障害者が施設の畑で育てたキャベツやネギなどの野菜をふんだんに使っています。材料を自給しているからこそコストを抑えられ、この低価格が実現しています。
このお店もコロナの影響を受け、モーニングのテイクアウトを始めました。それがボリューム満点のサンドイッチが2つ入った「もりもりモーニング」(500円)です。
バジルをたっぷり使ったパンのハムチーズサンドに…。
キャベツを合わせた白身魚のサンドイッチ。
そして、サツマイモチップスとほうれん草を使ったオリジナルキッシュと、自家農園で収穫した新鮮な野菜をたっぷり使っています。
女性客:
「いいんじゃないかね、今だと余計にこういったのはね」
別の女性客:
「(障害者の方を)応援したいからね」
テイクアウトで店を応援。そんな思いの人たちに支えられています。
施設の責任者:
「テイクアウトなど売上によって、障害者の方の工賃にもなっているので、お客さんに感謝の気持ちをこめて一生懸命がんばっています」
■グランプリは「お姫様気分になれる」人気カフェ…色鮮やかなサンドウィッチ「小悪魔の誘惑」
グランプリを受賞した一宮市八幡にある「こむぎ君のキッチン」は、かわいらしい店内が女性に人気のカフェです。

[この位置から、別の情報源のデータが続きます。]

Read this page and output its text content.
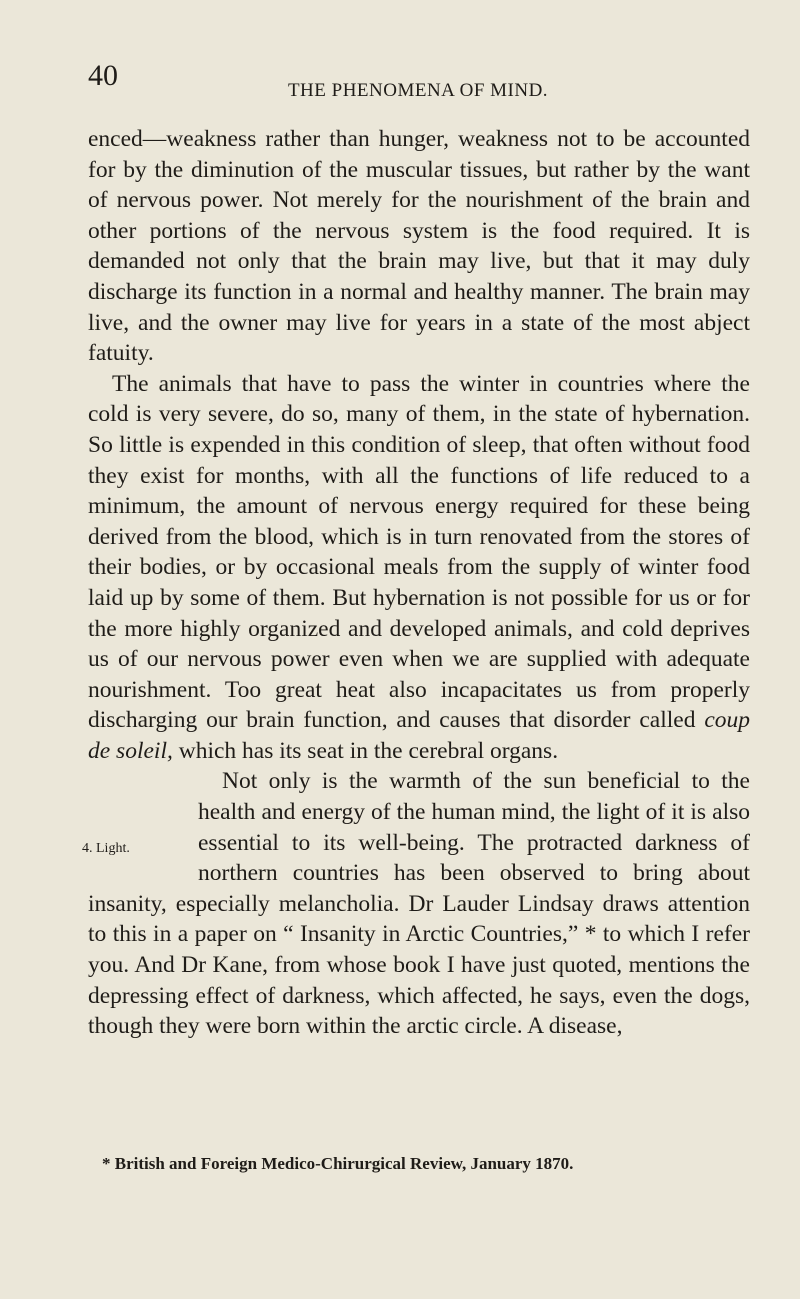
40	THE PHENOMENA OF MIND.

enced—weakness rather than hunger, weakness not to be accounted for by the diminution of the muscular tissues, but rather by the want of nervous power. Not merely for the nourishment of the brain and other portions of the nervous system is the food required. It is demanded not only that the brain may live, but that it may duly discharge its function in a normal and healthy manner. The brain may live, and the owner may live for years in a state of the most abject fatuity.

The animals that have to pass the winter in countries where the cold is very severe, do so, many of them, in the state of hybernation. So little is expended in this condition of sleep, that often without food they exist for months, with all the functions of life reduced to a minimum, the amount of nervous energy required for these being derived from the blood, which is in turn renovated from the stores of their bodies, or by occasional meals from the supply of winter food laid up by some of them. But hybernation is not possible for us or for the more highly organized and developed animals, and cold deprives us of our nervous power even when we are supplied with adequate nourishment. Too great heat also incapacitates us from properly discharging our brain function, and causes that disorder called coup de soleil, which has its seat in the cerebral organs.

4. Light.
Not only is the warmth of the sun beneficial to the health and energy of the human mind, the light of it is also essential to its well-being. The protracted darkness of northern countries has been observed to bring about insanity, especially melancholia. Dr Lauder Lindsay draws attention to this in a paper on “ Insanity in Arctic Countries,” * to which I refer you. And Dr Kane, from whose book I have just quoted, mentions the depressing effect of darkness, which affected, he says, even the dogs, though they were born within the arctic circle. A disease,

* British and Foreign Medico-Chirurgical Review, January 1870.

オーナーの女性は料理教室の先生をしながら、6年前においしい料理を食べてもらいたいとカフェを開きました。
手作りと地元食材にこだわった様々なモーニングを提供しています。
中でも目を引くのが、サンドイッチにサラダ、シフォンケーキなどを3段に可愛く盛りつけた「プリンセスモーニング」(ドリンク代+330円)です。まさに、お姫さま気分になれると女性に人気です。
店主:
「ちょっと趣向を変えて、量よりも見た目もかわいく、女の子が好きそうな感じで作ってみました」
そんな料理教室の先生のテクニックとアイデアで、グランプリを受賞したテイクアウトモーニングが「小悪魔の誘惑」(ドリンク代+324円)です。
同・店主:
「一度食べたら、また食べたくなる誘惑されちゃうようなサンドイッチという感じで名前をつけました」
練乳を混ぜ込んだ、少し甘めのマヨネーズを塗ったパンに、キャベツ、ニンジンをのせ、地元の養鶏園の卵を使った玉子焼きと自家製の鶏ハムを挟んだ、色鮮やかでボリューム満点のサンドイッチです。

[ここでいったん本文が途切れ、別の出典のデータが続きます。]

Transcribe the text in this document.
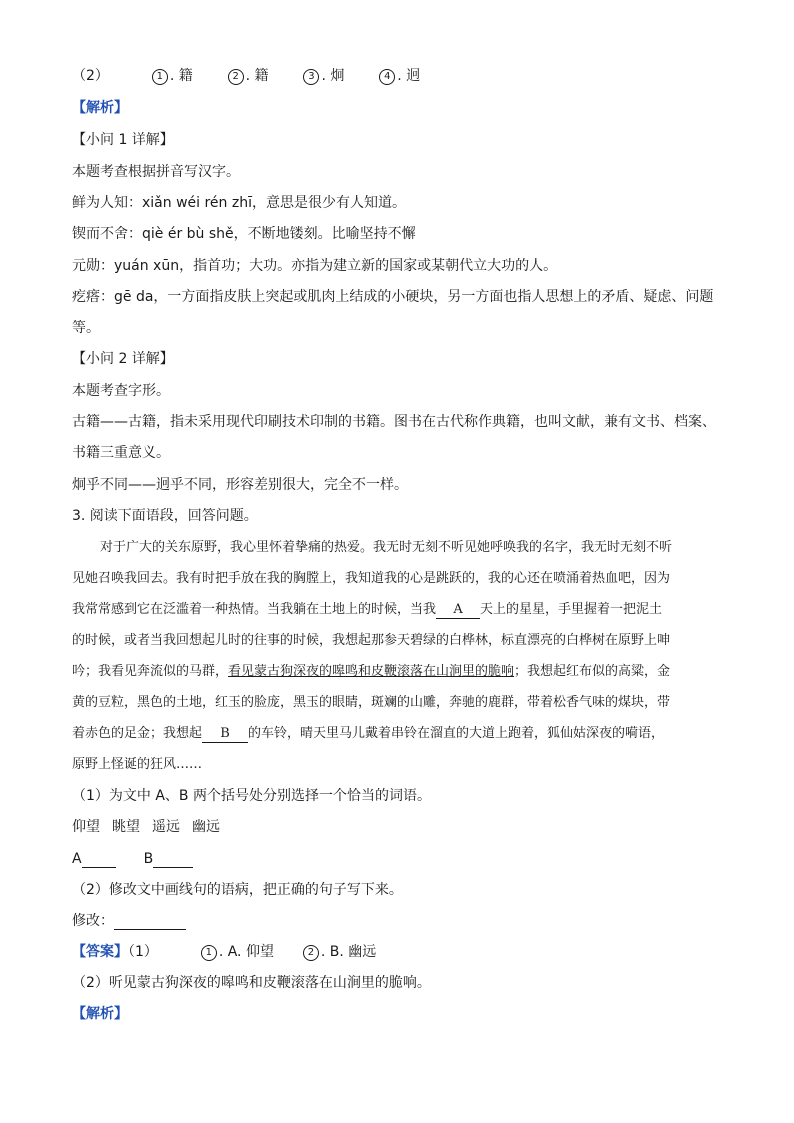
（2）	1 . 籍	2 . 籍	3 . 炯	4 . 迥
【解析】
【小问 1 详解】
本题考查根据拼音写汉字。
鲜为人知：xiǎn wéi rén zhī，意思是很少有人知道。
锲而不舍：qiè ér bù shě，不断地镂刻。比喻坚持不懈
元勋：yuán xūn，指首功；大功。亦指为建立新的国家或某朝代立大功的人。
疙瘩：gē da，一方面指皮肤上突起或肌肉上结成的小硬块，另一方面也指人思想上的矛盾、疑虑、问题
等。
【小问 2 详解】
本题考查字形。
古籍——古籍，指未采用现代印刷技术印制的书籍。图书在古代称作典籍，也叫文献，兼有文书、档案、
书籍三重意义。
炯乎不同——迥乎不同，形容差别很大，完全不一样。
3. 阅读下面语段，回答问题。
对于广大的关东原野，我心里怀着挚痛的热爱。我无时无刻不听见她呼唤我的名字，我无时无刻不听
见她召唤我回去。我有时把手放在我的胸膛上，我知道我的心是跳跃的，我的心还在喷涌着热血吧，因为
我常常感到它在泛滥着一种热情。当我躺在土地上的时候，当我 A 天上的星星，手里握着一把泥土
的时候，或者当我回想起儿时的往事的时候，我想起那参天碧绿的白桦林，标直漂亮的白桦树在原野上呻
吟；我看见奔流似的马群，看见蒙古狗深夜的嗥鸣和皮鞭滚落在山涧里的脆响；我想起红布似的高粱，金
黄的豆粒，黑色的土地，红玉的脸庞，黑玉的眼睛，斑斓的山雕，奔驰的鹿群，带着松香气味的煤块，带
着赤色的足金；我想起 B 的车铃，晴天里马儿戴着串铃在溜直的大道上跑着，狐仙姑深夜的嗬语，
原野上怪诞的狂风……
（1）为文中 A、B 两个括号处分别选择一个恰当的词语。
仰望 眺望 遥远 幽远
A	B
（2）修改文中画线句的语病，把正确的句子写下来。
修改：
【答案】（1）	1 . A. 仰望	2 . B. 幽远
（2）听见蒙古狗深夜的嗥鸣和皮鞭滚落在山涧里的脆响。
【解析】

パンにも色を付け、見た目カラフルで、女性が好きそうなモーニングに仕上げました。
同・店主:
「モーニングがなくなったら寂しいと思いますので、テイクアウトも買っていただきながら、続けていけたら」
「一宮のモーニング文化の火を消さない」。コロナ禍で厳しい中、一宮の喫茶店は趣向を凝らしモーニングを続けています。